Eben noch als gebürtiger Rheinländer in Hamburg. Nächster Halt: als „Legal Alien“ in New York. Wie war das für Dich?

Tatsächlich habe ich die Stellenausschreibung gesehen und mir gedacht: „probier‘ das einfach mal.“ Ich bin mit dem Mindset hergekommen, dass ich ja jederzeit wieder zurückfliegen kann. Jetzt bin ich zweieinhalb Jahre hier. Aber ich hatte auch ganz gute Startbedingungen, da New York zu Coronazeiten viel langsamer war. Selbst im Flieger war damals kaum jemand. Dazu kommt, dass ich über meine Kolleg*innen und andere Expats schnell Anschluss gefunden habe. Generell mag ich an Amerika die Offenheit, dass erstmal an die Möglichkeiten gedacht wird und weniger an die ganzen Hürden auf dem Weg. Man kann immer voneinander lernen. Ich vermisse dafür auch manches.

Das deutsche Brot?

Haha, der Klassiker. Aber nein. Ich habe hier auch einen deutschen Bäcker, also letztendlich kann man alles kaufen. Aber so einen langen Hamburger Sommerabend, den hätte ich schon ganz gerne wieder.

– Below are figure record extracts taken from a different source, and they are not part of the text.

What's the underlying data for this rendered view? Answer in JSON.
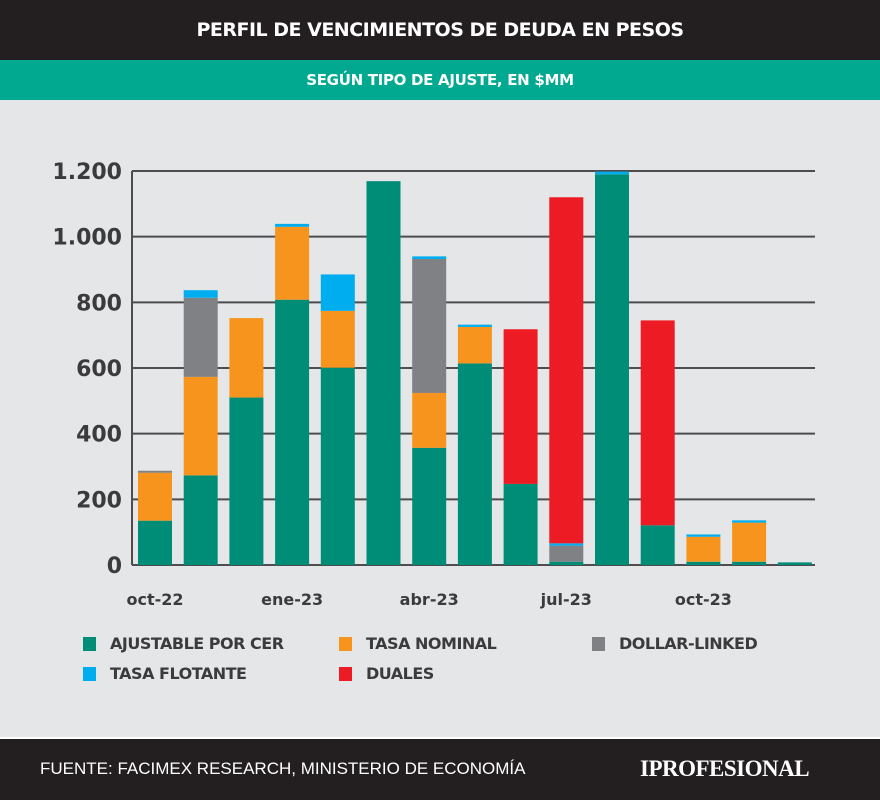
{
  "header": {
    "title": "PERFIL DE VENCIMIENTOS DE DEUDA EN PESOS",
    "subtitle": "SEGÚN TIPO DE AJUSTE, EN $MM"
  },
  "footer": {
    "source": "FUENTE:  FACIMEX RESEARCH, MINISTERIO DE ECONOMÍA",
    "logo": "IPROFESIONAL"
  },
  "chart_data": {
    "type": "bar",
    "stacked": true,
    "categories": [
      "oct-22",
      "nov-22",
      "dic-22",
      "ene-23",
      "feb-23",
      "mar-23",
      "abr-23",
      "may-23",
      "jun-23",
      "jul-23",
      "ago-23",
      "sep-23",
      "oct-23",
      "nov-23",
      "dic-23"
    ],
    "xtick_labels": [
      "oct-22",
      "ene-23",
      "abr-23",
      "jul-23",
      "oct-23"
    ],
    "xtick_categories": [
      0,
      3,
      6,
      9,
      12
    ],
    "ylim": [
      0,
      1200
    ],
    "yticks": [
      0,
      200,
      400,
      600,
      800,
      1000,
      1200
    ],
    "ytick_labels": [
      "0",
      "200",
      "400",
      "600",
      "800",
      "1.000",
      "1.200"
    ],
    "grid": true,
    "legend": "bottom",
    "series": [
      {
        "name": "AJUSTABLE POR CER",
        "color": "#008d78",
        "values": [
          135,
          273,
          510,
          808,
          601,
          1169,
          357,
          614,
          247,
          10,
          1190,
          121,
          10,
          10,
          8
        ]
      },
      {
        "name": "TASA NOMINAL",
        "color": "#f7941d",
        "values": [
          146,
          300,
          242,
          222,
          173,
          0,
          167,
          111,
          0,
          0,
          0,
          0,
          76,
          119,
          0
        ]
      },
      {
        "name": "DOLLAR-LINKED",
        "color": "#808184",
        "values": [
          6,
          241,
          0,
          0,
          0,
          0,
          408,
          0,
          0,
          49,
          0,
          0,
          0,
          0,
          0
        ]
      },
      {
        "name": "TASA FLOTANTE",
        "color": "#00aeef",
        "values": [
          0,
          23,
          0,
          9,
          111,
          0,
          8,
          7,
          0,
          7,
          8,
          0,
          7,
          7,
          0
        ]
      },
      {
        "name": "DUALES",
        "color": "#ed1c24",
        "values": [
          0,
          0,
          0,
          0,
          0,
          0,
          0,
          0,
          471,
          1054,
          0,
          624,
          0,
          0,
          0
        ]
      }
    ]
  }
}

An der KLU hast Du Dich offensichtlich auch schnell sehr gut zurechtgefunden und neben Deinem PhD-Abschluss auch den „best teacher“-Award gewonnen. Helfen Dir Deine KLU-Erfahrungen in Deiner jetzigen Position?

Also, der Fokus auf Logistik und Management liegt natürlich an der KLU, diese Richtung habe ich mit meinem Studium eingeschlagen. Zusätzlich arbeitet man an der KLU sehr anwendungsorientiert und international. Fast jede Nationalität ist hier bei der UN im Sekretariat vertreten, das ist also sehr ähnlich wie an der KLU. Und was meine Erfahrungen im Unterrichten angeht: Sachverhalte genau zu vermitteln ist auch hier mein Bestreben. Und damals an der KLU war mein Lehransatz eigentlich immer, dass sich die Studierenden selbst befähigen. Hier sehe ich das mit meinen Kollegen ähnlich. Im Endeffekt möchte ich meine Arbeit hoffentlich sogar überflüssig machen.

Was würdest du Erstsemestern raten, die dir nach New York folgen möchten?

Wenn das Interesse an Logistik und Management klar ist und man nun diesen Weg eingeschlagen hat, sollte man einfach weiter die Augen offenhalten, was einem gefällt beziehungsweise was einem liegt. Zum Beispiel habe ich super gerne unterrichtet und an sich würde man annehmen, meine Aufgabe hat damit gar nichts damit zu tun. Aber womöglich findet man in der Aufgabe dann doch irgendwo die Bestimmung für sich oder etwas, wonach man sich weiter ausrichten kann. Man sollte sich auf jeden Fall nicht abschrecken lassen. Klar, die Konkurrenz weltweit ist groß und auf eine Stelle wie diese kann sich theoretisch jeder bewerben, global. Gleichzeitig bringt man vielleicht auch eine spezielle Erfahrung mit oder einen Bereich, den andere nicht abdecken. Statt zu versuchen, alles nur ein bisschen zu können, sollte man sich eher auf den eigenen Weg konzentrieren, und wer weiß, wo der einen hinführt.

Und wohin geht es für Dich als nächstes?

Geplant ist erstmal nichts Konkretes und vielleicht ist das auch ganz gut so. Ich habe früher immer gesagt, ich würde nie nach Amerika ziehen und jetzt gefällt es mir ganz gut. Aber dass New York die Endstation wird, ist sehr, sehr unwahrscheinlich. Wenn man im UN-System bleibt, folgen automatisch noch weitere Stationen, auch in Einsatzgebieten. Das wäre auch kein großes Hindernis, ich habe bereits in Ländern wie Namibia und Südafrika gelebt. Aber noch ist alles offen.